Fortunately, after about a week of being around Lydia and Clark, I learned both of their faces and became friends with them. But there were ninety kids on the trip, and ultimately I only learned the faces of a small handful. The reality is that the faces of most of these other kids were almost entirely meaningless to me. They were like extras in a movie, or even components of moving scenery. Ultimately, they were faceless mannequins. And faceless mannequins are exactly what other people are to me when I first meet them.
It isn’t that I don’t care about people, or even that I don’t want to get to know them; I do. Like many others with prosopagnosia, I am glad when a new person has a distinguishing characteristic, such as an unusual hairstyle or a giant mole on their cheek, that has nothing to do with standard facial features. Such unique characteristics help me identify new people while waiting for a new face to sear itself into my brain. But if the new person with the unusual hairstyle shaves their head, I won’t recognize them. If the new person puts on makeup to cover the giant mole, I won’t recognize them.
Sometimes I even have to rely on other, non-visual cues to recognize new people. I often find a new person’s voice to be a very valuable cue. I am actually pretty good at distinguishing voices. When watching The Simpsons, for example, a show in which a small handful of actors play multiple roles, I am easily able to identify who is voicing which character. This is true even when one of the usual actors disguises their voice in a new way and lends their talent to a new character.

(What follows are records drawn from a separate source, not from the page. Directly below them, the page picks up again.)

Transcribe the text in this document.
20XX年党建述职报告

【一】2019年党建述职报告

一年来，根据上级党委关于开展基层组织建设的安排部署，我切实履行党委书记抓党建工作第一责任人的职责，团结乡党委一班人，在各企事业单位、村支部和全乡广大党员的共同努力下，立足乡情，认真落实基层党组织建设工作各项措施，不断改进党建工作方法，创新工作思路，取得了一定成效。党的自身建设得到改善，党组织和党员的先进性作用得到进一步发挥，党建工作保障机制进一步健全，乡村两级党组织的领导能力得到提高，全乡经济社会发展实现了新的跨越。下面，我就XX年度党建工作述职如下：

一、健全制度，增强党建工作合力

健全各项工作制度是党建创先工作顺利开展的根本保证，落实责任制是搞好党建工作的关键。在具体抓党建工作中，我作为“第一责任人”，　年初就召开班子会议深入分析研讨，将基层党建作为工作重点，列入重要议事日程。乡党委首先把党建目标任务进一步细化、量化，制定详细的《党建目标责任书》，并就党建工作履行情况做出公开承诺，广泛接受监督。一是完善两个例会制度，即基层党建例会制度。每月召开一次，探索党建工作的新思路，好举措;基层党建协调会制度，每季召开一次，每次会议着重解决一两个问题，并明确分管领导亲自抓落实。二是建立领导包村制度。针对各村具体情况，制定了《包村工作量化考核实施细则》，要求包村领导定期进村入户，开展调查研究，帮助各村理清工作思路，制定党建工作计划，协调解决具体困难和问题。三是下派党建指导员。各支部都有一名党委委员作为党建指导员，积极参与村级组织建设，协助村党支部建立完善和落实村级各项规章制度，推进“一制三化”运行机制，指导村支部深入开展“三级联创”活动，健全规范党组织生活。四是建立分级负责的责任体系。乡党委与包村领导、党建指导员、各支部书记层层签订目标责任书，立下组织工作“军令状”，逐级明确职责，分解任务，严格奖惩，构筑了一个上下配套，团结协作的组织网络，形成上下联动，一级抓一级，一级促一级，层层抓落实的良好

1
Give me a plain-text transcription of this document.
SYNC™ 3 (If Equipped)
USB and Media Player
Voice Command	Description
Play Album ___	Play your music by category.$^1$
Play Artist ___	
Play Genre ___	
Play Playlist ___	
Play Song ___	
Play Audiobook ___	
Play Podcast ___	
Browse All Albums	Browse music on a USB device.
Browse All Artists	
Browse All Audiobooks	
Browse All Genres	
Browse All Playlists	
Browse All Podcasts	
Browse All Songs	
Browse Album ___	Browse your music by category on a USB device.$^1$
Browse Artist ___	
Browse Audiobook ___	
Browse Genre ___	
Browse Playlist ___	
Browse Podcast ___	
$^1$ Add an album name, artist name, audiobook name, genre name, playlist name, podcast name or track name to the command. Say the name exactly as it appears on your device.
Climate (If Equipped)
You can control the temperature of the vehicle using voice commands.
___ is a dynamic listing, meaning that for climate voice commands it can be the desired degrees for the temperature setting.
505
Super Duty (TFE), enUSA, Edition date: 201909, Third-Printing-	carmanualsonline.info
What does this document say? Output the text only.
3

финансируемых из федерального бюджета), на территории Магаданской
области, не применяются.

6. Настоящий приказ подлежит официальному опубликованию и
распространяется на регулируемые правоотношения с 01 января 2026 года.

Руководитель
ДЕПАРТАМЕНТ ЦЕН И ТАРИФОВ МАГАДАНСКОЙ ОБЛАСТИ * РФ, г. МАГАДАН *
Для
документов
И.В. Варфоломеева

I received confirmation of my strength in voice recognition recently when I reconnected with Chuck, one of the counselors from the Israel trip, via videoconferencing. In 1997, he had long brown hair, but now he is bald. As we talked, I had to remind myself that although it had been 23 years since I’d last seen him, he was not a stranger. And yet, his face looked mostly unfamiliar to me. His voice was what I found to be most recognizable after all these years. It is clear to me that the passage of time blurred my memory of his face. With long hair no longer available as a cue, Chuck’s voice was what bridged the 23-year gap for me.
Before I knew the term “prosopagnosia”, my difficulty in learning new faces caused me great shame and embarrassment. This can even be true for someone who has a formal diagnosis if other people– peers, teachers, coworkers, etc.– do not understand. It is really stressful when people read intent into a struggle that is beyond your control.
Fortunately, everybody at Brain Power knows that I have prosopagnosia. Upon meeting new hires, I tell them about my condition and that they should not take it personally if I end up asking their name dozens of times, especially if I see them out of context. If I get two people mixed up, they correct me, we laugh about it, and we move on.
If someone repeatedly asks your name or forgets who you are, please don’t take offense. They just might have prosopagnosia. If they disclose that information, ask them if you can help in any way. I promise that they will appreciate it.